I think it's necessary to curb expectations of something that hasn't proven itself useful to common folk in any meaningful way. Blockchain tech is slow, has fees at every step of every transaction, and requires massive amounts of time, money and energy to reap the benefits.
What this means is the biggest winners of the crypto boom are who they've always been: Wall Street-finance types with money to spend and people to scam, or wealthy people with time on their hands.
It has proven itself the opposite of the great equalizer some advocates have made it out to be. We have been told to dismiss this, but that's a tough order when crypto scams are far from the exception. Waving away every scam coin (or scam NFT) in the history of Blockchain is to erase most of its history.

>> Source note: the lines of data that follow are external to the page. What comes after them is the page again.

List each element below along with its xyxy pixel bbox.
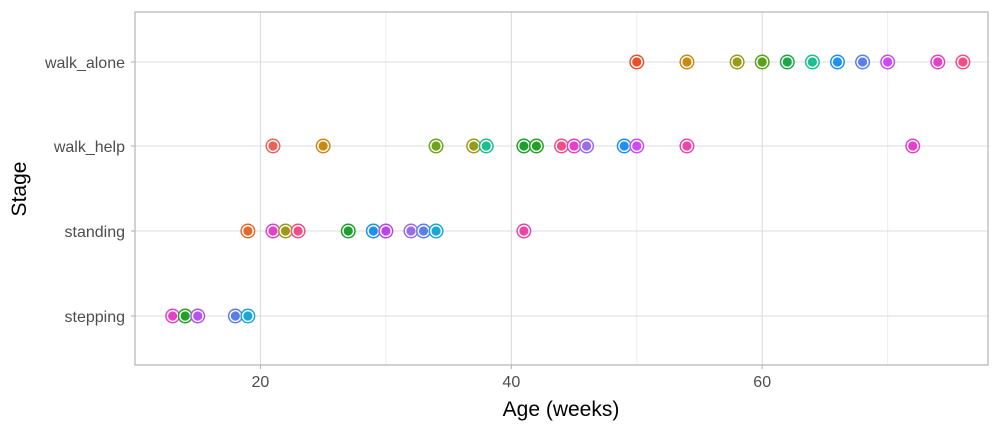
data-point bbox=[265, 138, 281, 154]
data-point bbox=[779, 54, 795, 70]
x-axis-ticks: 20 40 60 bbox=[252, 365, 771, 391]
data-point bbox=[265, 223, 281, 239]
data-point bbox=[516, 223, 532, 239]
point-dot bbox=[431, 141, 441, 151]
x-axis-title: Age (weeks) bbox=[503, 398, 620, 421]
y-axis-title: Stage bbox=[8, 162, 31, 217]
data-point bbox=[365, 223, 381, 239]
data-point bbox=[340, 223, 356, 239]
data-point bbox=[930, 54, 946, 70]
data-point bbox=[466, 138, 482, 154]
x-tick-label: 40 bbox=[502, 374, 520, 391]
point-dot bbox=[632, 57, 642, 67]
data-point bbox=[754, 54, 770, 70]
y-axis-ticks: stepping standing walk_help walk_alone bbox=[44, 55, 135, 326]
data-point bbox=[855, 54, 871, 70]
point-dot bbox=[782, 57, 792, 67]
data-point bbox=[554, 138, 569, 154]
point-dot bbox=[519, 226, 529, 236]
point-dot bbox=[883, 57, 893, 67]
data-point bbox=[165, 308, 181, 324]
point-dot bbox=[230, 311, 240, 321]
data-point bbox=[190, 308, 206, 324]
data-point bbox=[679, 138, 695, 154]
point-dot bbox=[832, 57, 843, 67]
data-point bbox=[428, 138, 444, 154]
data-point bbox=[829, 54, 845, 70]
point-dot bbox=[857, 57, 868, 67]
data-point bbox=[378, 223, 394, 239]
point-dot bbox=[368, 226, 378, 236]
data-point bbox=[428, 223, 444, 239]
point-dot bbox=[318, 141, 328, 151]
point-dot bbox=[682, 141, 692, 151]
point-dot bbox=[556, 141, 567, 151]
point-dot bbox=[268, 226, 278, 236]
data-point bbox=[616, 138, 632, 154]
point-dot bbox=[193, 311, 203, 321]
point-dot bbox=[168, 311, 178, 321]
data-point bbox=[478, 138, 494, 154]
data-point bbox=[528, 138, 544, 154]
point-dot bbox=[682, 57, 692, 67]
point-dot bbox=[757, 57, 767, 67]
data-point bbox=[679, 54, 695, 70]
point-dot bbox=[343, 226, 353, 236]
point-dot bbox=[180, 311, 190, 321]
point-dot bbox=[519, 141, 529, 151]
data-point bbox=[290, 223, 306, 239]
point-dot bbox=[581, 141, 592, 151]
point-dot bbox=[418, 226, 429, 236]
point-dot bbox=[619, 141, 629, 151]
y-tick-label: stepping bbox=[65, 309, 126, 326]
point-dot bbox=[807, 57, 817, 67]
point-dot bbox=[958, 57, 968, 67]
point-dot bbox=[531, 141, 542, 151]
data-point bbox=[579, 138, 595, 154]
data-point bbox=[240, 223, 256, 239]
point-dot bbox=[908, 141, 918, 151]
plot-panel-border bbox=[134, 11, 989, 366]
data-point bbox=[403, 223, 419, 239]
data-point bbox=[177, 308, 193, 324]
y-tick-label: walk_help bbox=[53, 139, 125, 156]
data-point bbox=[416, 223, 432, 239]
data-point bbox=[629, 138, 645, 154]
data-point bbox=[315, 138, 331, 154]
data-point bbox=[955, 54, 971, 70]
point-dot bbox=[381, 226, 391, 236]
point-dot bbox=[632, 141, 642, 151]
point-dot bbox=[569, 141, 579, 151]
point-dot bbox=[280, 226, 291, 236]
x-tick-label: 60 bbox=[753, 374, 771, 391]
point-dot bbox=[406, 226, 416, 236]
data-point bbox=[227, 308, 243, 324]
point-dot bbox=[732, 57, 742, 67]
point-dot bbox=[268, 141, 278, 151]
data-point bbox=[905, 138, 921, 154]
data-point bbox=[566, 138, 582, 154]
minor-gridlines bbox=[385, 12, 889, 365]
point-dot bbox=[481, 141, 491, 151]
point-dot bbox=[933, 57, 943, 67]
data-point bbox=[240, 308, 256, 324]
point-dot bbox=[431, 226, 441, 236]
data-point bbox=[278, 223, 294, 239]
point-dot bbox=[243, 226, 253, 236]
point-dot bbox=[243, 311, 253, 321]
data-points bbox=[165, 54, 971, 324]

But the stranger (and more concerning) part is the proposed solution: government regulation. Cryptocurrency is decentralized. It isn't tied to any government or financial institution, and claims to be completely anonymous. Crypto was supposed to revolutionize our financial world because of these things, not in spite of them. We are being told the best solution for crypto's most glaring problems is the exact thing it was created to avoid. A solution in opposition to cryptocurrency's most defining characteristics is a contradictory doubling-back, regulation only solves the problems that crypto itself created. There are good reasons most institutions have not adopted Blockchain tech in any meaningful way.
Governments, universities, hospitals and fortune 500 companies have no interest in putting their most valuable information on an easily-accessible platform. If Blockchain is the future of the internet, people should be told as a warning, not an assurance.